Restoran-restoran besar banyak menggunakan tanaman pakis untuk menu
sayuran. Tetapi apakah semua jenis tanaman pakis aman untuk dimakan?
Pakis yang aman adalah burung unta dan yang diduga memicu kanker adalah
pakis pakis cakar elang yang mengandung ptaquiloside.
Pakis
memiliki tekstur yang kenyal dan mengandung vitamin A dan C serta
kalium, fosfor, magnesium, kalsium dan protein. Protein pada pakis 4,5
kali lebih banyak dibandingkan dengan sayuran hijau yang lain.
Pakis
memberikan keuntungan bagi vegetarian yang membutuhkan sumber protein
dan zat besi yang besar tetapi telah bosan makan bayam.
Aman
tidaknya pakis sebagai bahan makanan tergantung darimana pakis berasal.
Pakis jenis tertentu dapat mengandung ptaquiloside, suatu karsinogen
seperti dilansir dari
thedailymeal, Rabu (16/5/2012)
Sebenarnya ada dua jenis pakis biasanya dijual di pasar, yaitu pakis burung unta dan pakis cakar elang.
Pakis
jenis burung unta biasanya ditemukan di wilayah dunia bagian barat.

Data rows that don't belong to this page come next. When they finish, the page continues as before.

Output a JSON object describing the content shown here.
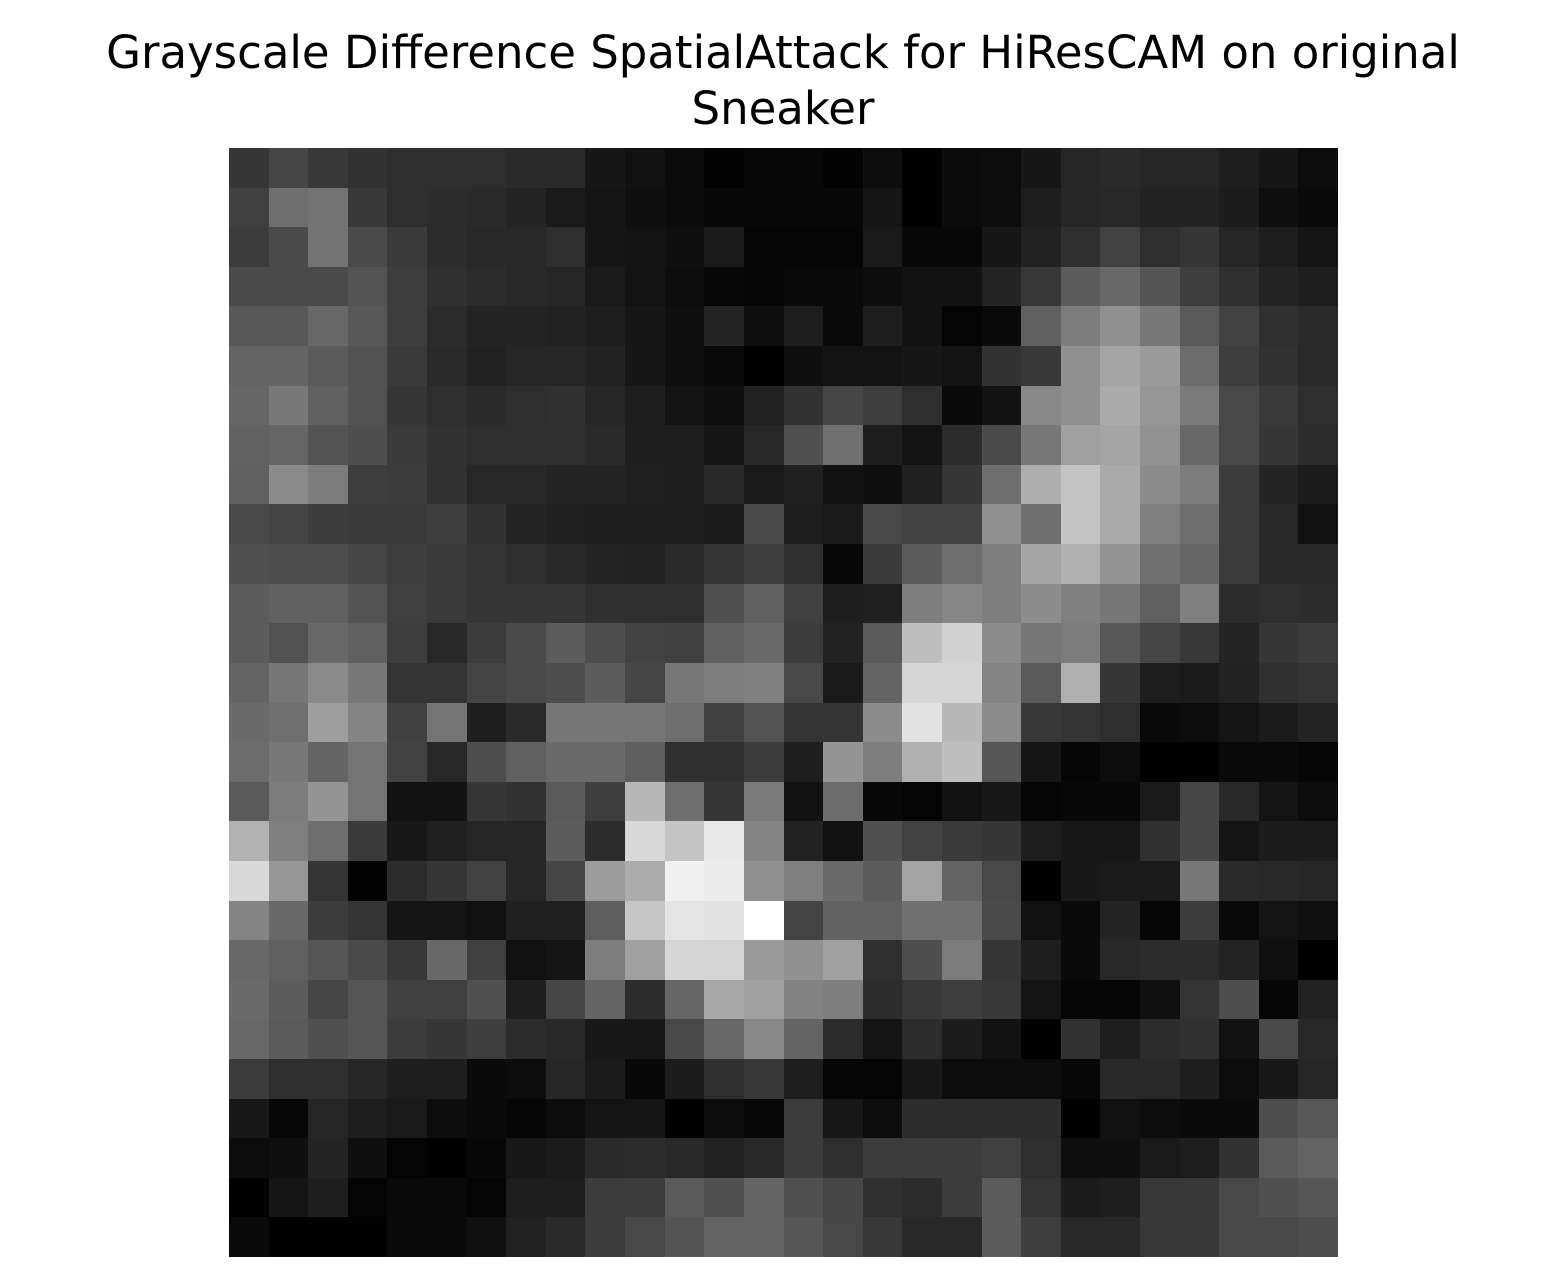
{
  "chart_data": {
    "type": "heatmap",
    "title_lines": [
      "Grayscale Difference SpatialAttack for HiResCAM on original",
      "Sneaker"
    ],
    "xlabel": "",
    "ylabel": "",
    "colormap": "gray",
    "value_range": [
      0,
      255
    ],
    "axes_visible": false,
    "grid": false,
    "rows": 28,
    "cols": 28,
    "values": [
      [
        54,
        70,
        57,
        50,
        46,
        46,
        46,
        42,
        42,
        23,
        17,
        11,
        3,
        8,
        8,
        3,
        13,
        2,
        11,
        13,
        23,
        38,
        42,
        38,
        38,
        30,
        23,
        12
      ],
      [
        64,
        110,
        115,
        56,
        46,
        44,
        42,
        36,
        26,
        21,
        15,
        11,
        8,
        8,
        8,
        8,
        22,
        2,
        11,
        13,
        30,
        38,
        40,
        34,
        34,
        28,
        15,
        10
      ],
      [
        60,
        74,
        115,
        74,
        58,
        44,
        40,
        40,
        46,
        21,
        19,
        15,
        26,
        6,
        6,
        6,
        26,
        8,
        8,
        23,
        34,
        48,
        66,
        46,
        54,
        38,
        30,
        21
      ],
      [
        74,
        74,
        74,
        84,
        62,
        48,
        44,
        40,
        38,
        26,
        19,
        13,
        8,
        6,
        10,
        10,
        13,
        18,
        18,
        36,
        56,
        92,
        104,
        84,
        62,
        48,
        36,
        30
      ],
      [
        88,
        88,
        104,
        88,
        62,
        44,
        36,
        36,
        34,
        30,
        23,
        15,
        36,
        15,
        30,
        10,
        30,
        18,
        4,
        10,
        96,
        124,
        144,
        120,
        90,
        66,
        48,
        42
      ],
      [
        100,
        100,
        90,
        82,
        58,
        42,
        34,
        38,
        38,
        34,
        23,
        15,
        10,
        2,
        15,
        19,
        19,
        23,
        19,
        50,
        56,
        144,
        164,
        154,
        108,
        62,
        50,
        42
      ],
      [
        102,
        120,
        96,
        82,
        54,
        46,
        42,
        46,
        48,
        38,
        30,
        19,
        15,
        34,
        50,
        70,
        62,
        46,
        10,
        18,
        136,
        144,
        170,
        150,
        122,
        72,
        58,
        46
      ],
      [
        98,
        102,
        84,
        78,
        58,
        50,
        46,
        46,
        46,
        42,
        30,
        30,
        23,
        40,
        80,
        112,
        30,
        19,
        44,
        74,
        120,
        160,
        164,
        146,
        104,
        72,
        54,
        44
      ],
      [
        96,
        138,
        124,
        62,
        60,
        50,
        40,
        40,
        36,
        36,
        32,
        30,
        40,
        26,
        32,
        17,
        15,
        32,
        54,
        110,
        174,
        196,
        170,
        140,
        124,
        60,
        36,
        28
      ],
      [
        74,
        68,
        60,
        58,
        58,
        62,
        50,
        36,
        32,
        30,
        30,
        30,
        28,
        72,
        30,
        26,
        72,
        66,
        66,
        144,
        110,
        196,
        170,
        128,
        110,
        60,
        40,
        17
      ],
      [
        80,
        78,
        78,
        70,
        62,
        58,
        52,
        46,
        40,
        36,
        34,
        42,
        52,
        62,
        46,
        8,
        58,
        90,
        110,
        126,
        166,
        176,
        148,
        112,
        102,
        60,
        40,
        40
      ],
      [
        92,
        96,
        96,
        84,
        64,
        58,
        54,
        54,
        54,
        48,
        48,
        46,
        80,
        96,
        64,
        30,
        32,
        126,
        134,
        126,
        140,
        128,
        118,
        96,
        128,
        44,
        46,
        44
      ],
      [
        92,
        82,
        104,
        96,
        62,
        40,
        60,
        74,
        92,
        78,
        66,
        64,
        96,
        106,
        60,
        34,
        90,
        190,
        210,
        140,
        118,
        124,
        88,
        70,
        56,
        36,
        54,
        60
      ],
      [
        100,
        118,
        138,
        120,
        52,
        52,
        68,
        74,
        78,
        92,
        70,
        120,
        126,
        128,
        72,
        26,
        100,
        214,
        214,
        132,
        90,
        176,
        54,
        30,
        26,
        34,
        48,
        52
      ],
      [
        106,
        112,
        158,
        132,
        64,
        116,
        30,
        42,
        118,
        118,
        118,
        110,
        64,
        84,
        52,
        52,
        140,
        226,
        184,
        140,
        56,
        52,
        46,
        10,
        12,
        20,
        27,
        36
      ],
      [
        108,
        120,
        100,
        116,
        66,
        40,
        78,
        96,
        106,
        106,
        94,
        48,
        48,
        60,
        30,
        148,
        126,
        176,
        190,
        86,
        22,
        6,
        12,
        2,
        2,
        10,
        10,
        6
      ],
      [
        90,
        124,
        148,
        116,
        18,
        18,
        54,
        50,
        90,
        62,
        184,
        110,
        54,
        122,
        18,
        108,
        8,
        4,
        17,
        24,
        6,
        8,
        8,
        28,
        70,
        40,
        20,
        12
      ],
      [
        178,
        128,
        110,
        58,
        24,
        32,
        38,
        38,
        92,
        44,
        216,
        196,
        232,
        132,
        34,
        17,
        80,
        66,
        58,
        54,
        30,
        24,
        24,
        48,
        70,
        20,
        28,
        28
      ],
      [
        216,
        150,
        52,
        3,
        44,
        54,
        66,
        38,
        70,
        156,
        172,
        240,
        236,
        144,
        128,
        106,
        92,
        164,
        100,
        72,
        2,
        24,
        26,
        26,
        120,
        42,
        40,
        38
      ],
      [
        132,
        104,
        60,
        52,
        20,
        20,
        17,
        32,
        32,
        94,
        198,
        228,
        226,
        254,
        68,
        98,
        98,
        112,
        112,
        74,
        17,
        10,
        36,
        6,
        60,
        10,
        20,
        16
      ],
      [
        104,
        96,
        86,
        74,
        56,
        104,
        64,
        17,
        20,
        126,
        160,
        214,
        212,
        154,
        144,
        160,
        46,
        78,
        124,
        54,
        30,
        10,
        40,
        44,
        44,
        36,
        16,
        2
      ],
      [
        106,
        92,
        70,
        86,
        64,
        64,
        80,
        30,
        70,
        100,
        44,
        102,
        168,
        160,
        130,
        126,
        44,
        56,
        62,
        56,
        20,
        6,
        6,
        16,
        52,
        78,
        6,
        34
      ],
      [
        104,
        90,
        80,
        86,
        60,
        54,
        62,
        44,
        40,
        24,
        24,
        72,
        104,
        136,
        100,
        44,
        20,
        44,
        28,
        18,
        2,
        50,
        30,
        44,
        48,
        17,
        74,
        40
      ],
      [
        60,
        46,
        46,
        38,
        30,
        30,
        10,
        12,
        38,
        28,
        8,
        28,
        46,
        56,
        30,
        4,
        4,
        24,
        12,
        12,
        12,
        8,
        40,
        40,
        30,
        12,
        24,
        38
      ],
      [
        24,
        8,
        38,
        30,
        26,
        13,
        10,
        6,
        12,
        20,
        20,
        2,
        12,
        8,
        60,
        24,
        12,
        44,
        44,
        44,
        44,
        2,
        17,
        13,
        10,
        10,
        78,
        88
      ],
      [
        12,
        15,
        36,
        15,
        4,
        2,
        8,
        24,
        28,
        42,
        44,
        40,
        34,
        40,
        60,
        46,
        60,
        60,
        60,
        64,
        46,
        15,
        15,
        26,
        30,
        50,
        90,
        100
      ],
      [
        2,
        20,
        30,
        4,
        10,
        10,
        4,
        30,
        30,
        60,
        60,
        90,
        80,
        100,
        80,
        70,
        48,
        44,
        60,
        90,
        52,
        28,
        30,
        56,
        56,
        72,
        80,
        86
      ],
      [
        10,
        2,
        2,
        2,
        10,
        10,
        16,
        34,
        42,
        60,
        72,
        84,
        100,
        100,
        86,
        72,
        56,
        40,
        40,
        92,
        62,
        40,
        40,
        56,
        56,
        72,
        72,
        78
      ]
    ]
  }
}
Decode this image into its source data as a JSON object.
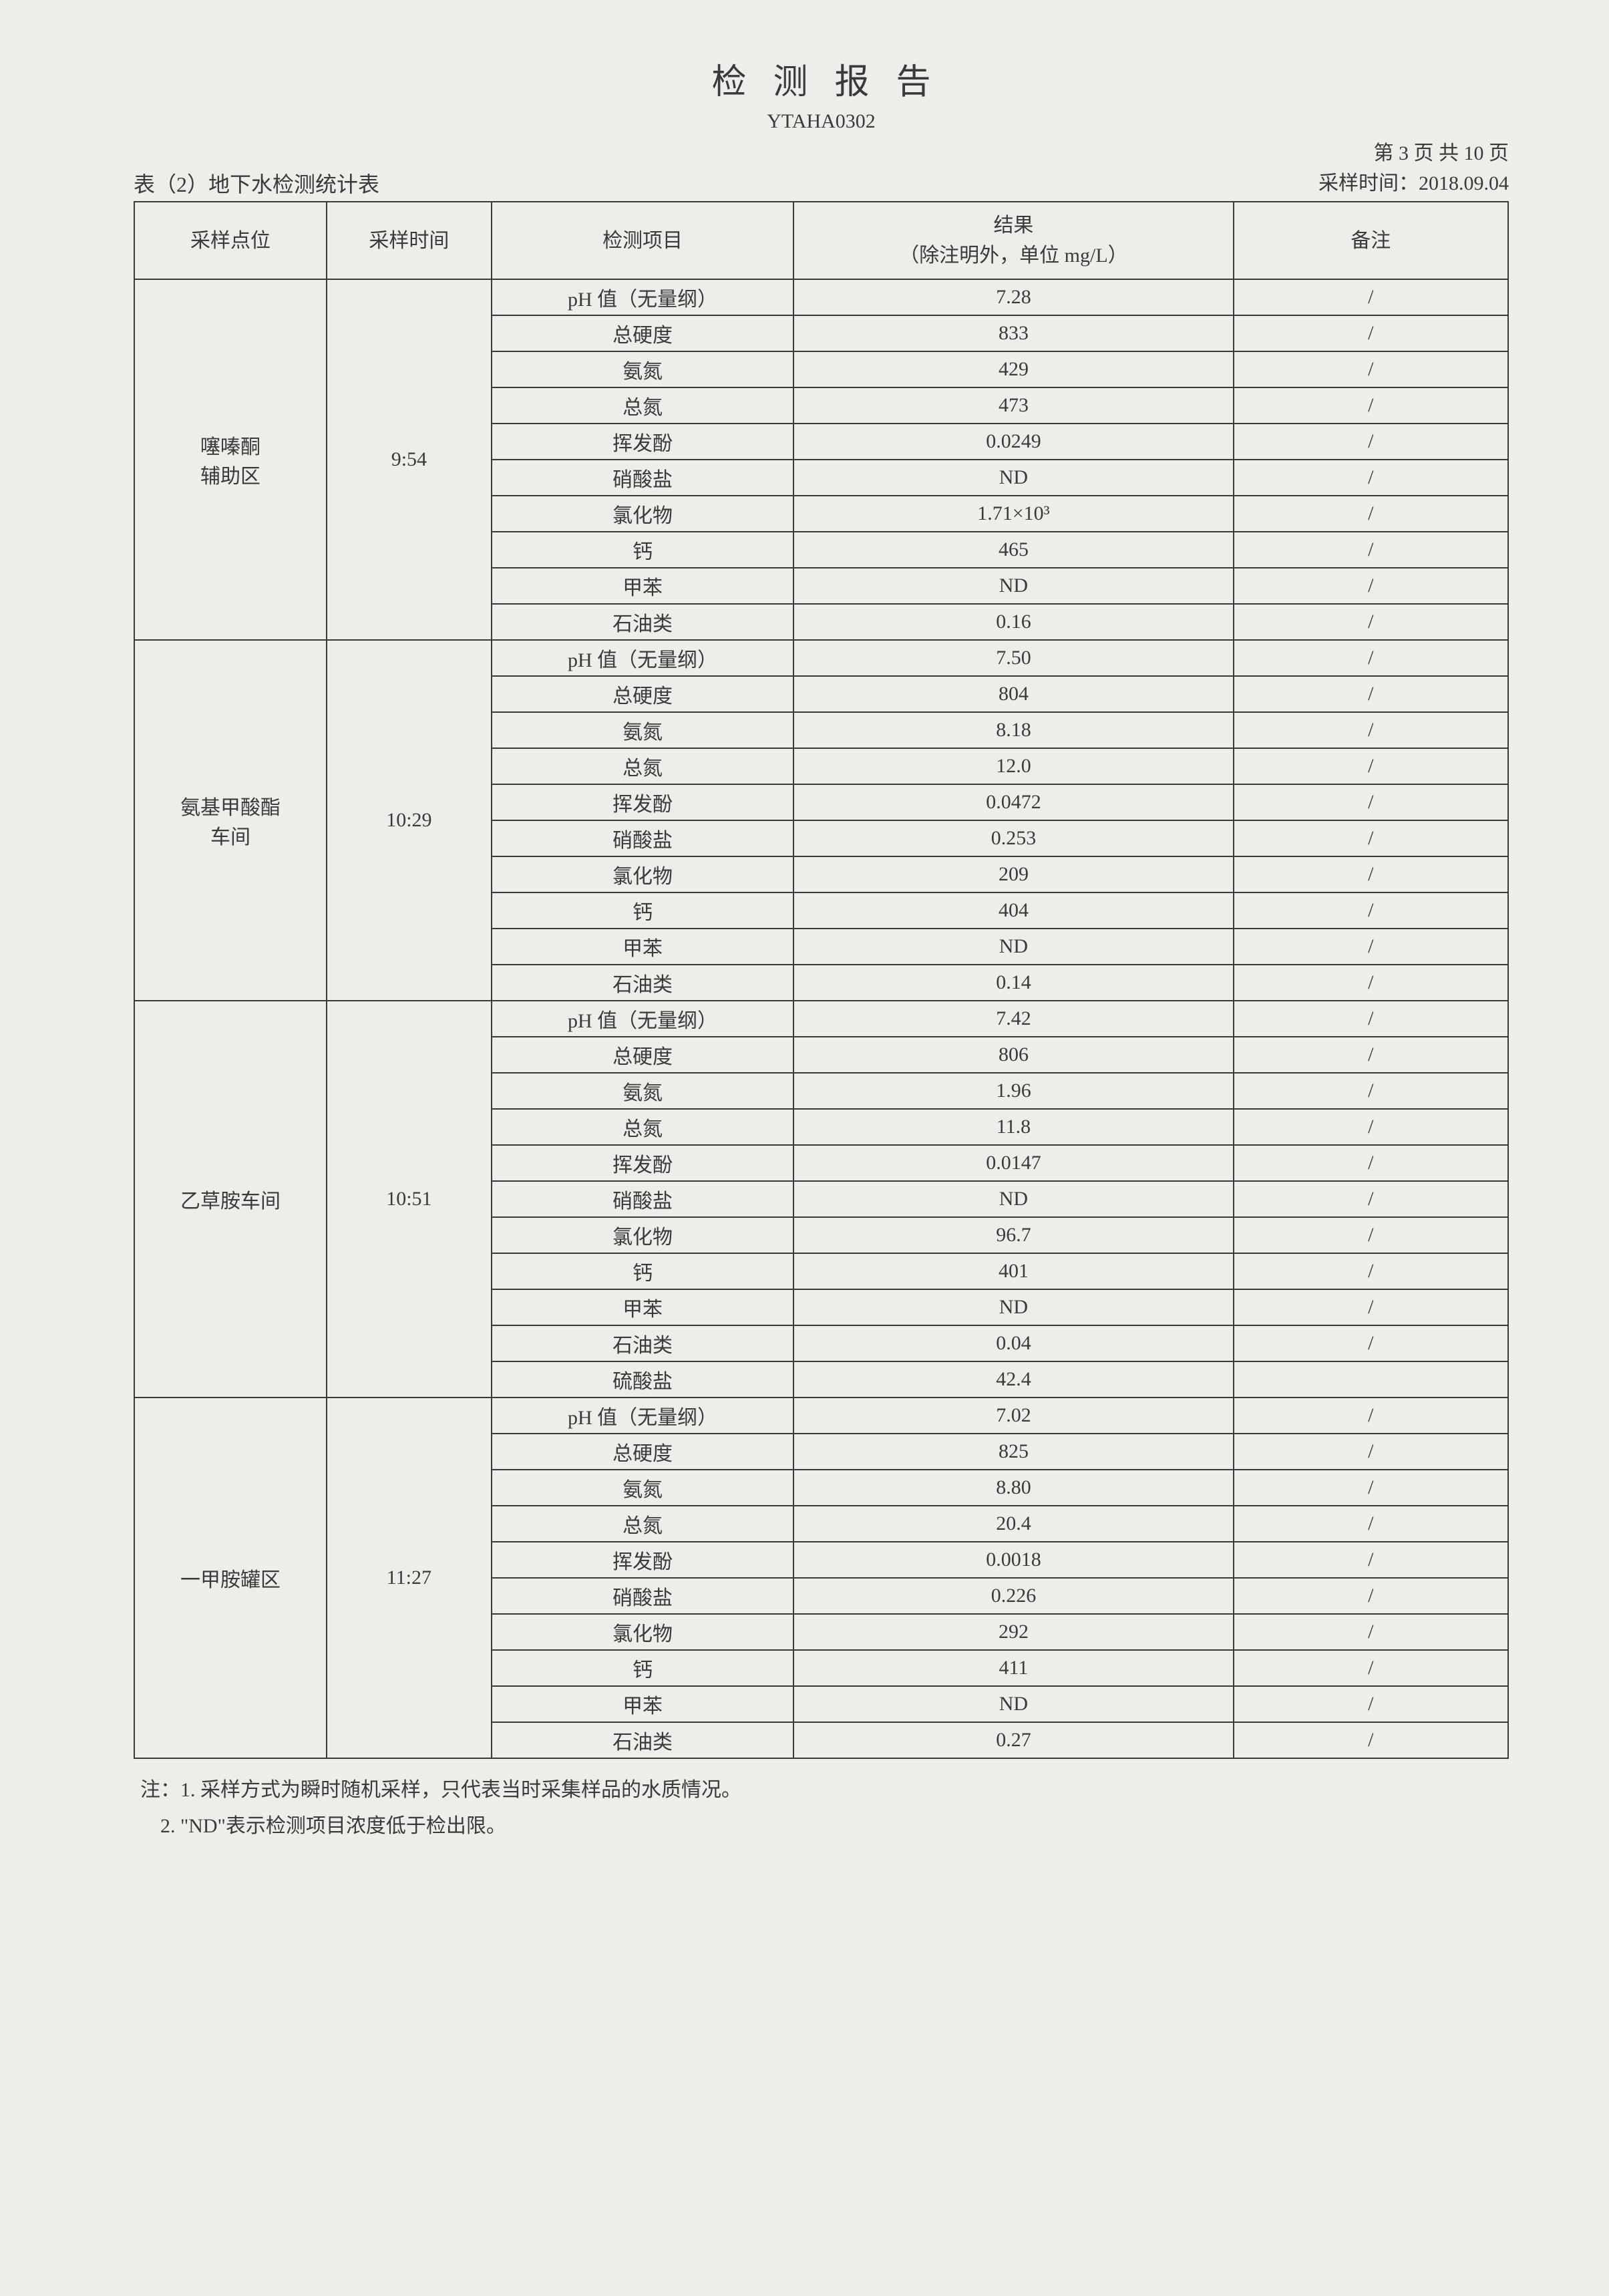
{
  "title": "检测报告",
  "doc_code": "YTAHA0302",
  "table_caption": "表（2）地下水检测统计表",
  "page_label": "第 3 页 共 10 页",
  "sampling_date_label": "采样时间：2018.09.04",
  "headers": {
    "point": "采样点位",
    "time": "采样时间",
    "item": "检测项目",
    "result": "结果\n（除注明外，单位 mg/L）",
    "remark": "备注"
  },
  "groups": [
    {
      "point": "噻嗪酮\n辅助区",
      "time": "9:54",
      "rows": [
        {
          "item": "pH 值（无量纲）",
          "result": "7.28",
          "remark": "/"
        },
        {
          "item": "总硬度",
          "result": "833",
          "remark": "/"
        },
        {
          "item": "氨氮",
          "result": "429",
          "remark": "/"
        },
        {
          "item": "总氮",
          "result": "473",
          "remark": "/"
        },
        {
          "item": "挥发酚",
          "result": "0.0249",
          "remark": "/"
        },
        {
          "item": "硝酸盐",
          "result": "ND",
          "remark": "/"
        },
        {
          "item": "氯化物",
          "result": "1.71×10³",
          "remark": "/"
        },
        {
          "item": "钙",
          "result": "465",
          "remark": "/"
        },
        {
          "item": "甲苯",
          "result": "ND",
          "remark": "/"
        },
        {
          "item": "石油类",
          "result": "0.16",
          "remark": "/"
        }
      ]
    },
    {
      "point": "氨基甲酸酯\n车间",
      "time": "10:29",
      "rows": [
        {
          "item": "pH 值（无量纲）",
          "result": "7.50",
          "remark": "/"
        },
        {
          "item": "总硬度",
          "result": "804",
          "remark": "/"
        },
        {
          "item": "氨氮",
          "result": "8.18",
          "remark": "/"
        },
        {
          "item": "总氮",
          "result": "12.0",
          "remark": "/"
        },
        {
          "item": "挥发酚",
          "result": "0.0472",
          "remark": "/"
        },
        {
          "item": "硝酸盐",
          "result": "0.253",
          "remark": "/"
        },
        {
          "item": "氯化物",
          "result": "209",
          "remark": "/"
        },
        {
          "item": "钙",
          "result": "404",
          "remark": "/"
        },
        {
          "item": "甲苯",
          "result": "ND",
          "remark": "/"
        },
        {
          "item": "石油类",
          "result": "0.14",
          "remark": "/"
        }
      ]
    },
    {
      "point": "乙草胺车间",
      "time": "10:51",
      "rows": [
        {
          "item": "pH 值（无量纲）",
          "result": "7.42",
          "remark": "/"
        },
        {
          "item": "总硬度",
          "result": "806",
          "remark": "/"
        },
        {
          "item": "氨氮",
          "result": "1.96",
          "remark": "/"
        },
        {
          "item": "总氮",
          "result": "11.8",
          "remark": "/"
        },
        {
          "item": "挥发酚",
          "result": "0.0147",
          "remark": "/"
        },
        {
          "item": "硝酸盐",
          "result": "ND",
          "remark": "/"
        },
        {
          "item": "氯化物",
          "result": "96.7",
          "remark": "/"
        },
        {
          "item": "钙",
          "result": "401",
          "remark": "/"
        },
        {
          "item": "甲苯",
          "result": "ND",
          "remark": "/"
        },
        {
          "item": "石油类",
          "result": "0.04",
          "remark": "/"
        },
        {
          "item": "硫酸盐",
          "result": "42.4",
          "remark": ""
        }
      ]
    },
    {
      "point": "一甲胺罐区",
      "time": "11:27",
      "rows": [
        {
          "item": "pH 值（无量纲）",
          "result": "7.02",
          "remark": "/"
        },
        {
          "item": "总硬度",
          "result": "825",
          "remark": "/"
        },
        {
          "item": "氨氮",
          "result": "8.80",
          "remark": "/"
        },
        {
          "item": "总氮",
          "result": "20.4",
          "remark": "/"
        },
        {
          "item": "挥发酚",
          "result": "0.0018",
          "remark": "/"
        },
        {
          "item": "硝酸盐",
          "result": "0.226",
          "remark": "/"
        },
        {
          "item": "氯化物",
          "result": "292",
          "remark": "/"
        },
        {
          "item": "钙",
          "result": "411",
          "remark": "/"
        },
        {
          "item": "甲苯",
          "result": "ND",
          "remark": "/"
        },
        {
          "item": "石油类",
          "result": "0.27",
          "remark": "/"
        }
      ]
    }
  ],
  "notes": {
    "prefix": "注：",
    "items": [
      "1. 采样方式为瞬时随机采样，只代表当时采集样品的水质情况。",
      "2. \"ND\"表示检测项目浓度低于检出限。"
    ]
  }
}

Bentuknya seperti biola, berwarna hijau terang dan di tengahnya terdapat
sedikit daun keriting.
Pakis jenis bracken ditemukan di negara-negara di Asia. Jenis ini mempunyai bentuk yang lebih kecil, daun menggulung.
Penelitian menunjukkan bahwa tanaman pakis cakar elang telah terbukti mengandung ptaquiloside dalam konsentrasi yang signifikan.
Sebuah studi yang diterbitkan di
British Journal of Cancer menunjukkan kemungkinan adanya hubungan antara konsumsi pakis dengan pengembangan kandung kemih dan kanker usus pada sapi.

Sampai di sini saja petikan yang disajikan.